Book Review:
‘The Life of Robert Murray McCheyne’ by Andrew Bonar

“ Watch you life and doctrine closely. Persevere in them, because if you do, you will save both yourself and your hearers” 1 Timothy 4:16

1 Timothy 4:16 is surely one of the most solemn verses in the New Testament. Although at one level Paul is giving a heart-warming promise of salvation, at another level he’s issuing a chilling warning. It’s a warning we in the 9:38 Web need to heed: that the pastor who is careless in word and deed will send both himself and his congregation to hell.

Robert Murray M’Cheyne, the pastor of St Peter’s, Dundee, was a man who understood 1 Timothy 4:16. He wrote once of his great fear that his flock would “lay the blame of [their] damnation at my door”; his corresponding zeal in both preaching and living out the gospel set an example which many over the years have followed.

M’Cheyne died in 1843 at the age of just twenty-nine but his few years of sowing the Word were used by God to bring in a great harvest of disciples in Scotland. The descriptions of revival that swept across Scotland in those years make remarkable reading. There was a deep conviction of sin and a great hunger for the Word; there were not just packed churches but even a gathering in the Meadows at Dundee which stood still in the heavy rain to listen to a sermon on Revelation 20.

What was it about M’Cheyne that left such an indelible impression on his listeners? Certainly he knew and loved his Bible and preached it with great boldness, but it was his godliness that was so remarkable. Bonar writes of one of M’Cheyne’s preaching visits: “the impression left was chiefly that there had been among them a man of peculiar holiness.
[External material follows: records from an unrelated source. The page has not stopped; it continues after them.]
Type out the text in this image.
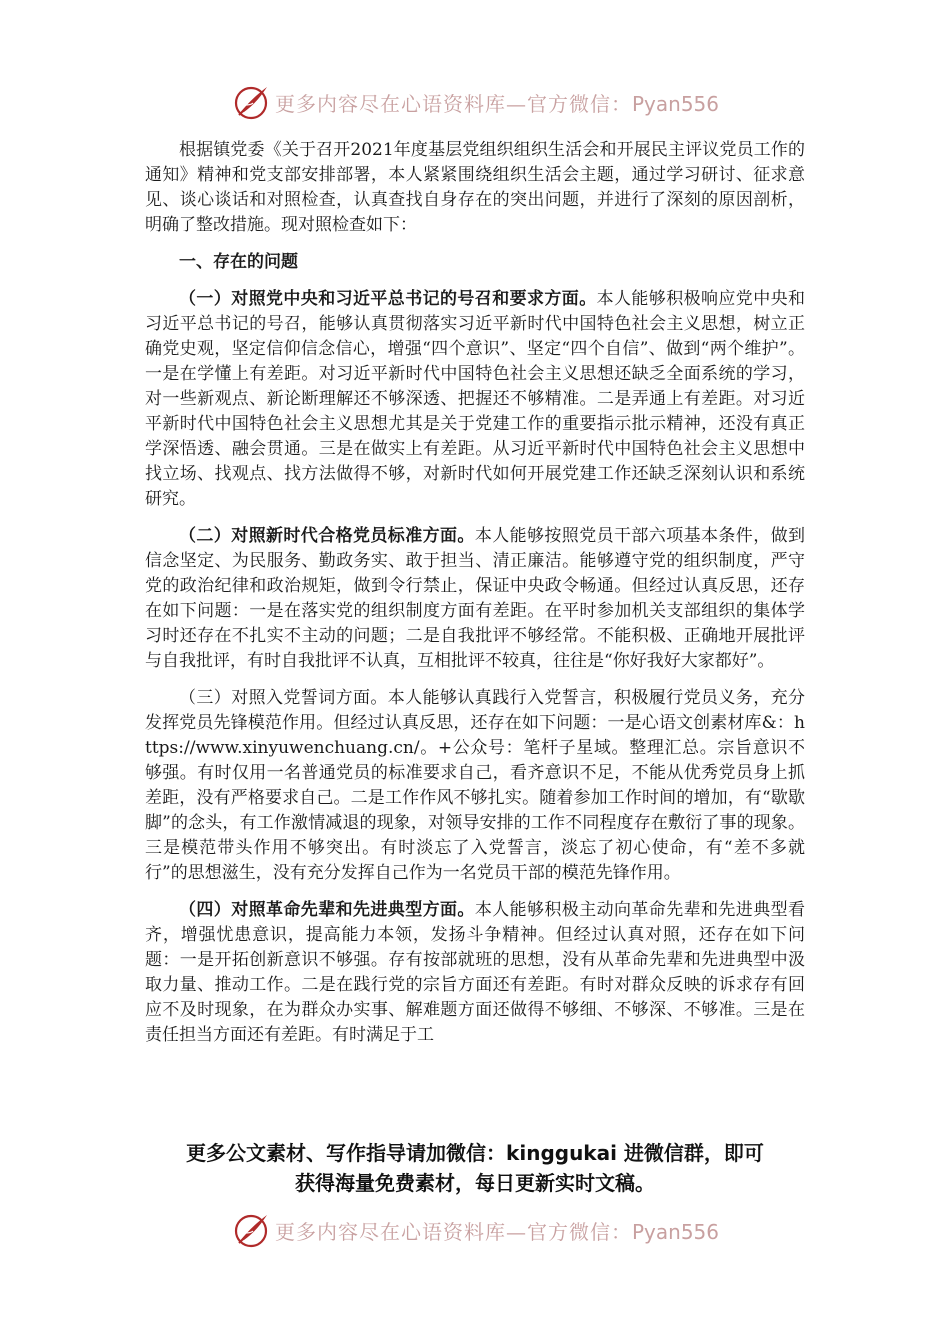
更多内容尽在心语资料库—官方微信：Pyan556

根据镇党委《关于召开2021年度基层党组织组织生活会和开展民主评议党员工作的通知》精神和党支部安排部署，本人紧紧围绕组织生活会主题，通过学习研讨、征求意见、谈心谈话和对照检查，认真查找自身存在的突出问题，并进行了深刻的原因剖析，明确了整改措施。现对照检查如下：

一、存在的问题

（一）对照党中央和习近平总书记的号召和要求方面。本人能够积极响应党中央和习近平总书记的号召，能够认真贯彻落实习近平新时代中国特色社会主义思想，树立正确党史观，坚定信仰信念信心，增强“四个意识”、坚定“四个自信”、做到“两个维护”。一是在学懂上有差距。对习近平新时代中国特色社会主义思想还缺乏全面系统的学习，对一些新观点、新论断理解还不够深透、把握还不够精准。二是弄通上有差距。对习近平新时代中国特色社会主义思想尤其是关于党建工作的重要指示批示精神，还没有真正学深悟透、融会贯通。三是在做实上有差距。从习近平新时代中国特色社会主义思想中找立场、找观点、找方法做得不够，对新时代如何开展党建工作还缺乏深刻认识和系统研究。

（二）对照新时代合格党员标准方面。本人能够按照党员干部六项基本条件，做到信念坚定、为民服务、勤政务实、敢于担当、清正廉洁。能够遵守党的组织制度，严守党的政治纪律和政治规矩，做到令行禁止，保证中央政令畅通。但经过认真反思，还存在如下问题：一是在落实党的组织制度方面有差距。在平时参加机关支部组织的集体学习时还存在不扎实不主动的问题；二是自我批评不够经常。不能积极、正确地开展批评与自我批评，有时自我批评不认真，互相批评不较真，往往是“你好我好大家都好”。

（三）对照入党誓词方面。本人能够认真践行入党誓言，积极履行党员义务，充分发挥党员先锋模范作用。但经过认真反思，还存在如下问题：一是心语文创素材库&：https://www.xinyuwenchuang.cn/。+公众号：笔杆子星域。整理汇总。宗旨意识不够强。有时仅用一名普通党员的标准要求自己，看齐意识不足，不能从优秀党员身上抓差距，没有严格要求自己。二是工作作风不够扎实。随着参加工作时间的增加，有“歇歇脚”的念头，有工作激情减退的现象，对领导安排的工作不同程度存在敷衍了事的现象。三是模范带头作用不够突出。有时淡忘了入党誓言，淡忘了初心使命，有“差不多就行”的思想滋生，没有充分发挥自己作为一名党员干部的模范先锋作用。

（四）对照革命先辈和先进典型方面。本人能够积极主动向革命先辈和先进典型看齐，增强忧患意识，提高能力本领，发扬斗争精神。但经过认真对照，还存在如下问题：一是开拓创新意识不够强。存有按部就班的思想，没有从革命先辈和先进典型中汲取力量、推动工作。二是在践行党的宗旨方面还有差距。有时对群众反映的诉求存有回应不及时现象，在为群众办实事、解难题方面还做得不够细、不够深、不够准。三是在责任担当方面还有差距。有时满足于工

更多公文素材、写作指导请加微信：kinggukai 进微信群，即可
获得海量免费素材，每日更新实时文稿。
更多内容尽在心语资料库—官方微信：Pyan556
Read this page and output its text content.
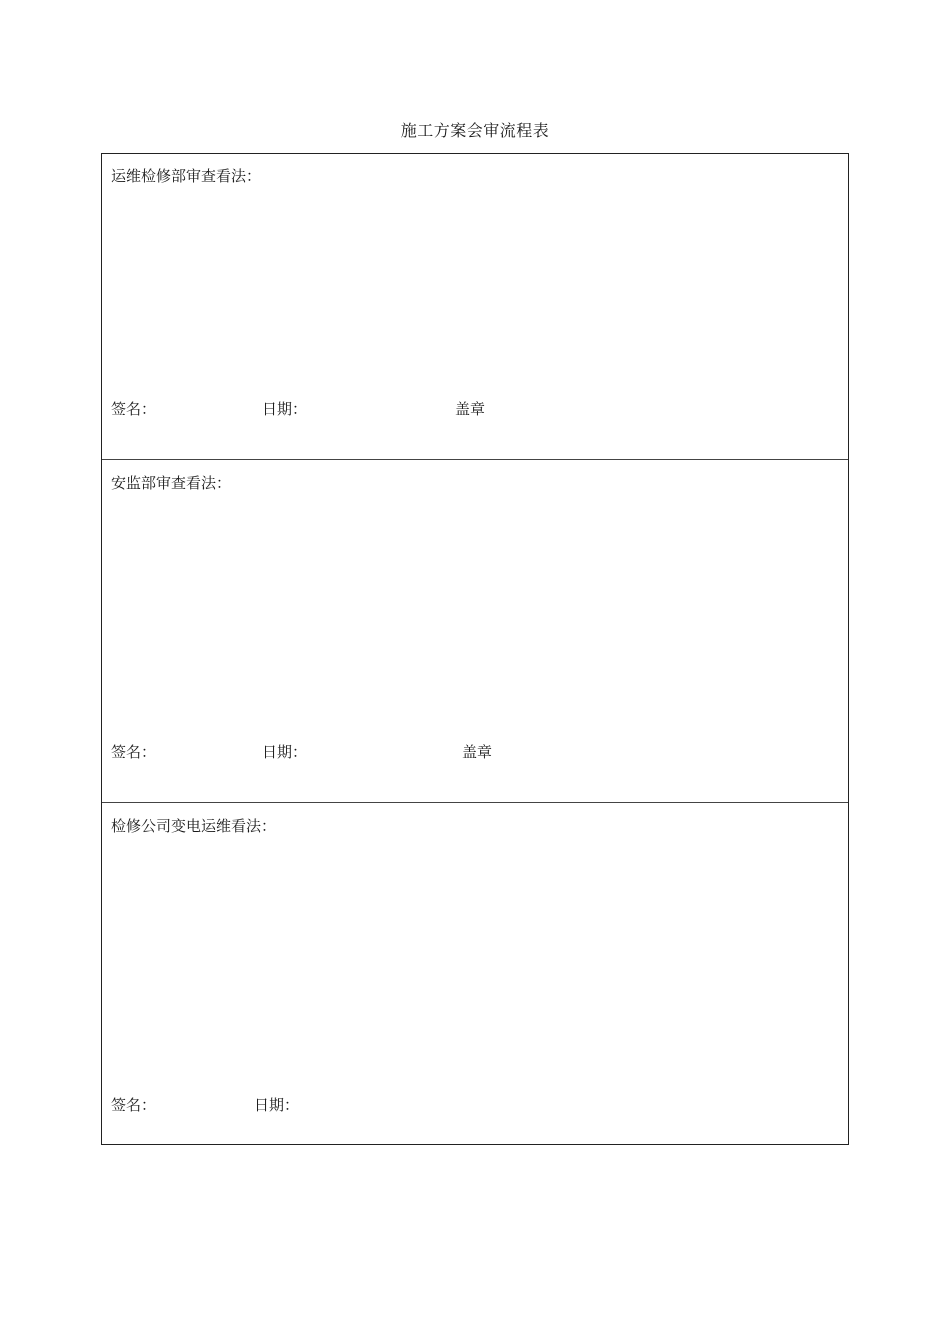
施工方案会审流程表
运维检修部审查看法：
签名：	日期：	盖章
安监部审查看法：
签名：	日期：	盖章
检修公司变电运维看法：
签名：	日期：
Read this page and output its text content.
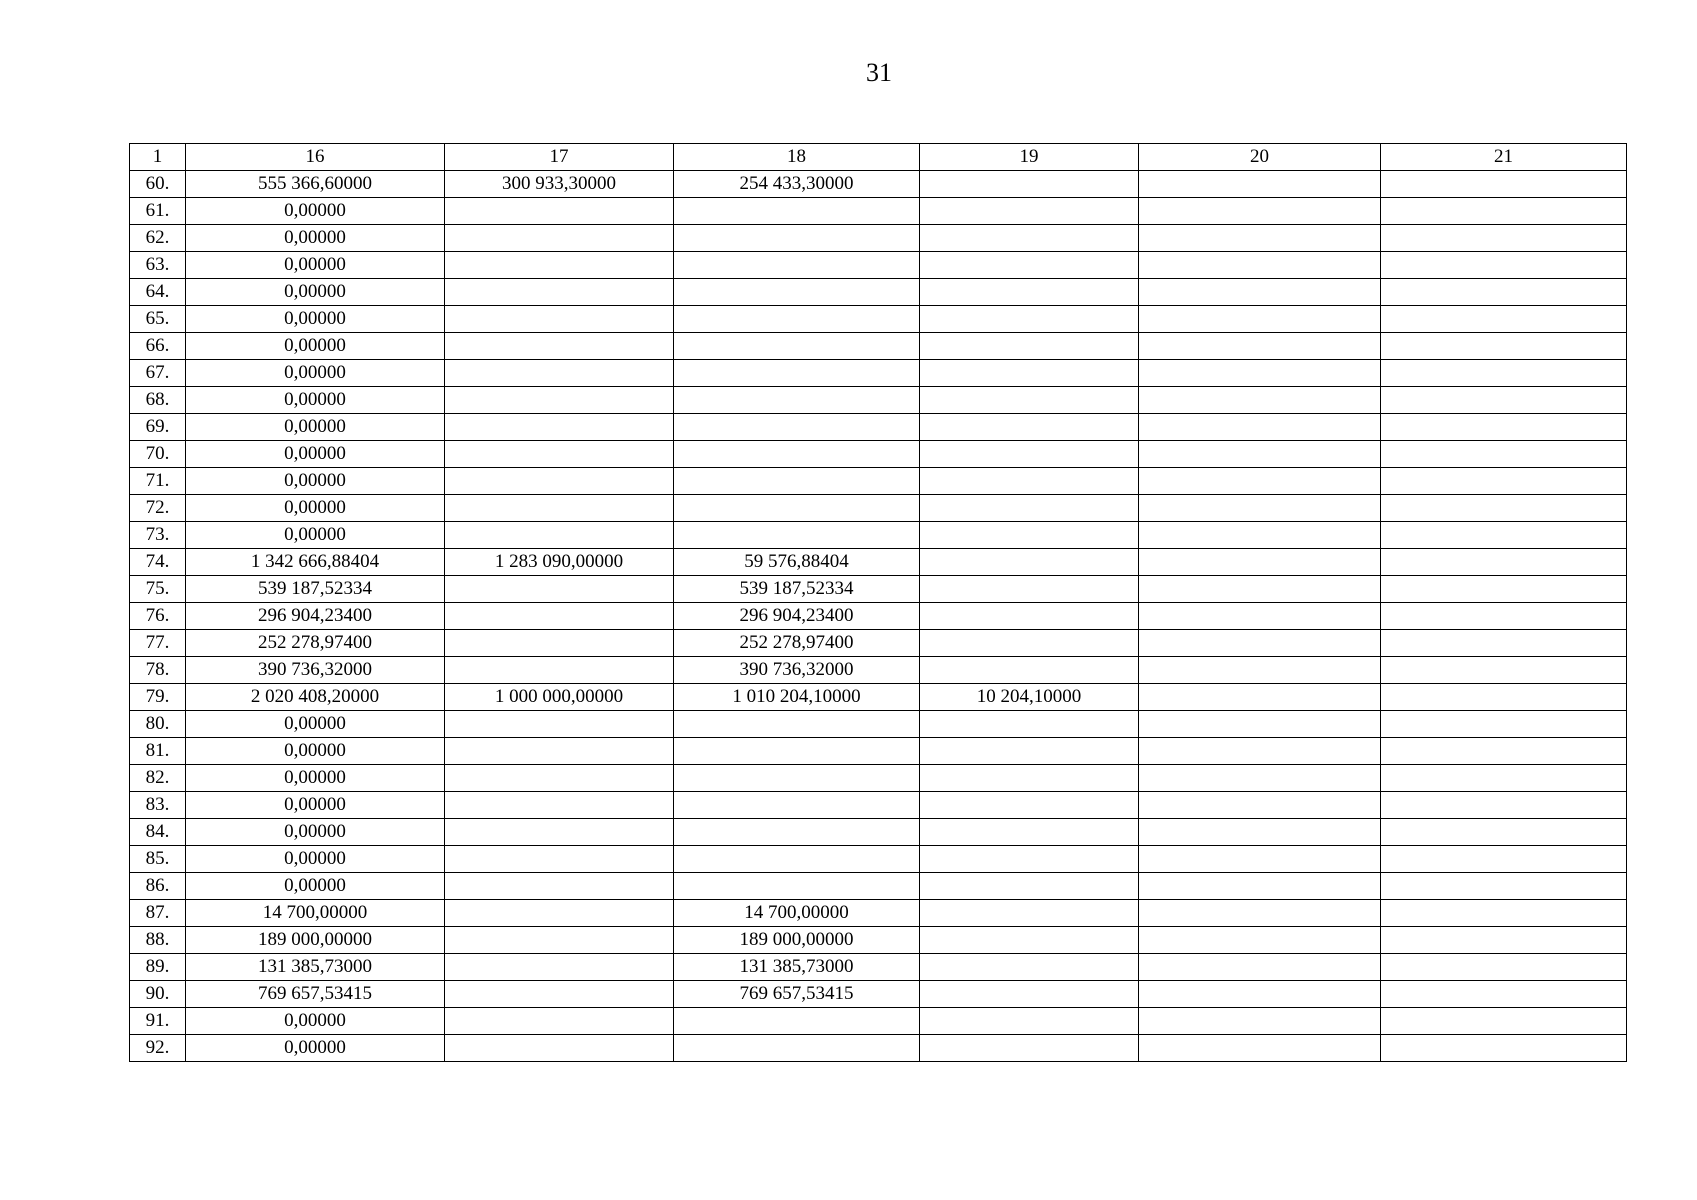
31
1	16	17	18	19	20	21
60.	555 366,60000	300 933,30000	254 433,30000			
61.	0,00000					
62.	0,00000					
63.	0,00000					
64.	0,00000					
65.	0,00000					
66.	0,00000					
67.	0,00000					
68.	0,00000					
69.	0,00000					
70.	0,00000					
71.	0,00000					
72.	0,00000					
73.	0,00000					
74.	1 342 666,88404	1 283 090,00000	59 576,88404			
75.	539 187,52334		539 187,52334			
76.	296 904,23400		296 904,23400			
77.	252 278,97400		252 278,97400			
78.	390 736,32000		390 736,32000			
79.	2 020 408,20000	1 000 000,00000	1 010 204,10000	10 204,10000		
80.	0,00000					
81.	0,00000					
82.	0,00000					
83.	0,00000					
84.	0,00000					
85.	0,00000					
86.	0,00000					
87.	14 700,00000		14 700,00000			
88.	189 000,00000		189 000,00000			
89.	131 385,73000		131 385,73000			
90.	769 657,53415		769 657,53415			
91.	0,00000					
92.	0,00000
Some felt, not so much his words, as his presence and holy solemnity, as if one spoke to them who was standing in the presence of God”.

Andrew Bonar was a close friend of M’Cheyne’s and quotes extensively from his diary; the result is a book that gives an open window into the life of a man whose famous prayer was wonderfully answered: “Lord, make me as holy as a pardoned sinner can be made”.